Memory System
MindRoom uses Mem0 for persistent memory across conversations. Memory is automatically enabled for all agents and uses ChromaDB for semantic search.
Memory Scopes
| Scope | User ID Format | Description |
|---|---|---|
| Agent | agent_<name> |
User preferences, past conversations, learned context |
| Room | room_<safe_room_id> |
Project context, technical decisions, shared knowledge |
| Team | team_<agent1>+<agent2>+... |
Shared team conversations and findings |
Notes:
- Room IDs are sanitized (: → _, ! removed) for storage compatibility
- Team IDs use sorted agent names joined with +
- When searching agent memories, team memories are automatically included and deduplicated
Configuration
Configure memory in your config.yaml:
memory:
embedder:
provider: openai # or "ollama"
config:
model: text-embedding-3-small
host: null # Optional: for self-hosted models
llm: # Optional: for memory extraction
provider: openai # or "ollama", "anthropic"
config:
model: gpt-4o-mini
temperature: 0.1
host: null # For Ollama
The host field is converted internally to openai_base_url or ollama_base_url depending on the provider.
How Memory Works
- Semantic Retrieval: Before responding, agents search for relevant memories (limit: 3 per scope)

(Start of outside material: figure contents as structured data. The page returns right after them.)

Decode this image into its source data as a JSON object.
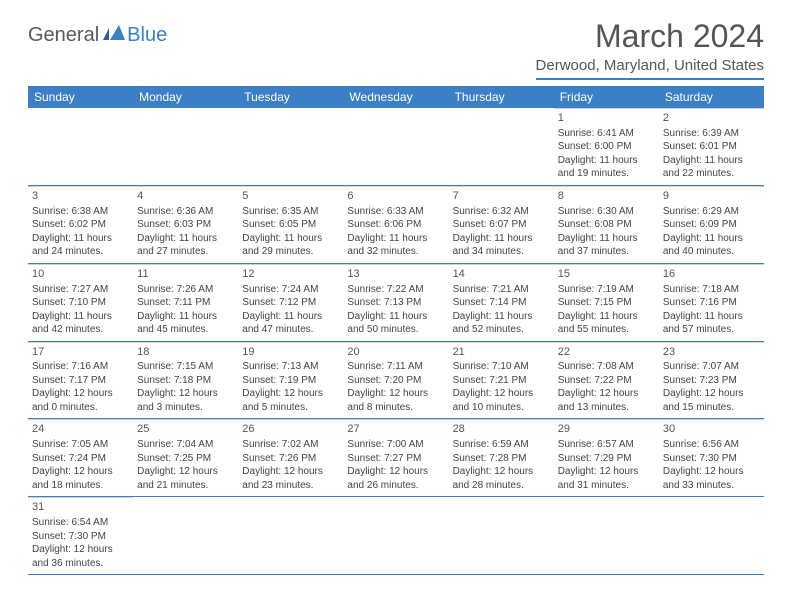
{
  "logo": {
    "textA": "General",
    "textB": "Blue"
  },
  "title": "March 2024",
  "location": "Derwood, Maryland, United States",
  "style": {
    "accent": "#3b7fc4",
    "header_bg": "#3b7fc4",
    "header_text": "#ffffff",
    "cell_text": "#444444",
    "title_color": "#555555",
    "font_small": 10,
    "font_header": 12,
    "font_title": 32
  },
  "day_names": [
    "Sunday",
    "Monday",
    "Tuesday",
    "Wednesday",
    "Thursday",
    "Friday",
    "Saturday"
  ],
  "weeks": [
    [
      null,
      null,
      null,
      null,
      null,
      {
        "n": "1",
        "rise": "6:41 AM",
        "set": "6:00 PM",
        "dl": "11 hours and 19 minutes."
      },
      {
        "n": "2",
        "rise": "6:39 AM",
        "set": "6:01 PM",
        "dl": "11 hours and 22 minutes."
      }
    ],
    [
      {
        "n": "3",
        "rise": "6:38 AM",
        "set": "6:02 PM",
        "dl": "11 hours and 24 minutes."
      },
      {
        "n": "4",
        "rise": "6:36 AM",
        "set": "6:03 PM",
        "dl": "11 hours and 27 minutes."
      },
      {
        "n": "5",
        "rise": "6:35 AM",
        "set": "6:05 PM",
        "dl": "11 hours and 29 minutes."
      },
      {
        "n": "6",
        "rise": "6:33 AM",
        "set": "6:06 PM",
        "dl": "11 hours and 32 minutes."
      },
      {
        "n": "7",
        "rise": "6:32 AM",
        "set": "6:07 PM",
        "dl": "11 hours and 34 minutes."
      },
      {
        "n": "8",
        "rise": "6:30 AM",
        "set": "6:08 PM",
        "dl": "11 hours and 37 minutes."
      },
      {
        "n": "9",
        "rise": "6:29 AM",
        "set": "6:09 PM",
        "dl": "11 hours and 40 minutes."
      }
    ],
    [
      {
        "n": "10",
        "rise": "7:27 AM",
        "set": "7:10 PM",
        "dl": "11 hours and 42 minutes."
      },
      {
        "n": "11",
        "rise": "7:26 AM",
        "set": "7:11 PM",
        "dl": "11 hours and 45 minutes."
      },
      {
        "n": "12",
        "rise": "7:24 AM",
        "set": "7:12 PM",
        "dl": "11 hours and 47 minutes."
      },
      {
        "n": "13",
        "rise": "7:22 AM",
        "set": "7:13 PM",
        "dl": "11 hours and 50 minutes."
      },
      {
        "n": "14",
        "rise": "7:21 AM",
        "set": "7:14 PM",
        "dl": "11 hours and 52 minutes."
      },
      {
        "n": "15",
        "rise": "7:19 AM",
        "set": "7:15 PM",
        "dl": "11 hours and 55 minutes."
      },
      {
        "n": "16",
        "rise": "7:18 AM",
        "set": "7:16 PM",
        "dl": "11 hours and 57 minutes."
      }
    ],
    [
      {
        "n": "17",
        "rise": "7:16 AM",
        "set": "7:17 PM",
        "dl": "12 hours and 0 minutes."
      },
      {
        "n": "18",
        "rise": "7:15 AM",
        "set": "7:18 PM",
        "dl": "12 hours and 3 minutes."
      },
      {
        "n": "19",
        "rise": "7:13 AM",
        "set": "7:19 PM",
        "dl": "12 hours and 5 minutes."
      },
      {
        "n": "20",
        "rise": "7:11 AM",
        "set": "7:20 PM",
        "dl": "12 hours and 8 minutes."
      },
      {
        "n": "21",
        "rise": "7:10 AM",
        "set": "7:21 PM",
        "dl": "12 hours and 10 minutes."
      },
      {
        "n": "22",
        "rise": "7:08 AM",
        "set": "7:22 PM",
        "dl": "12 hours and 13 minutes."
      },
      {
        "n": "23",
        "rise": "7:07 AM",
        "set": "7:23 PM",
        "dl": "12 hours and 15 minutes."
      }
    ],
    [
      {
        "n": "24",
        "rise": "7:05 AM",
        "set": "7:24 PM",
        "dl": "12 hours and 18 minutes."
      },
      {
        "n": "25",
        "rise": "7:04 AM",
        "set": "7:25 PM",
        "dl": "12 hours and 21 minutes."
      },
      {
        "n": "26",
        "rise": "7:02 AM",
        "set": "7:26 PM",
        "dl": "12 hours and 23 minutes."
      },
      {
        "n": "27",
        "rise": "7:00 AM",
        "set": "7:27 PM",
        "dl": "12 hours and 26 minutes."
      },
      {
        "n": "28",
        "rise": "6:59 AM",
        "set": "7:28 PM",
        "dl": "12 hours and 28 minutes."
      },
      {
        "n": "29",
        "rise": "6:57 AM",
        "set": "7:29 PM",
        "dl": "12 hours and 31 minutes."
      },
      {
        "n": "30",
        "rise": "6:56 AM",
        "set": "7:30 PM",
        "dl": "12 hours and 33 minutes."
      }
    ],
    [
      {
        "n": "31",
        "rise": "6:54 AM",
        "set": "7:30 PM",
        "dl": "12 hours and 36 minutes."
      },
      null,
      null,
      null,
      null,
      null,
      null
    ]
  ],
  "labels": {
    "sunrise": "Sunrise: ",
    "sunset": "Sunset: ",
    "daylight": "Daylight: "
  }
}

- Context Enhancement: Retrieved memories are prepended to the prompt with a note that they may not be relevant
- Automatic Storage: After each conversation, Mem0 extracts and stores relevant information
Storage
Memories are stored in ChromaDB at <storage_path>/chroma/ with collection name mindroom_memories.
Mem0 Tool (Optional)
For explicit memory control, add the mem0 tool to an agent:
This provides functions: add_memory, search_memory, get_all_memories, delete_all_memories.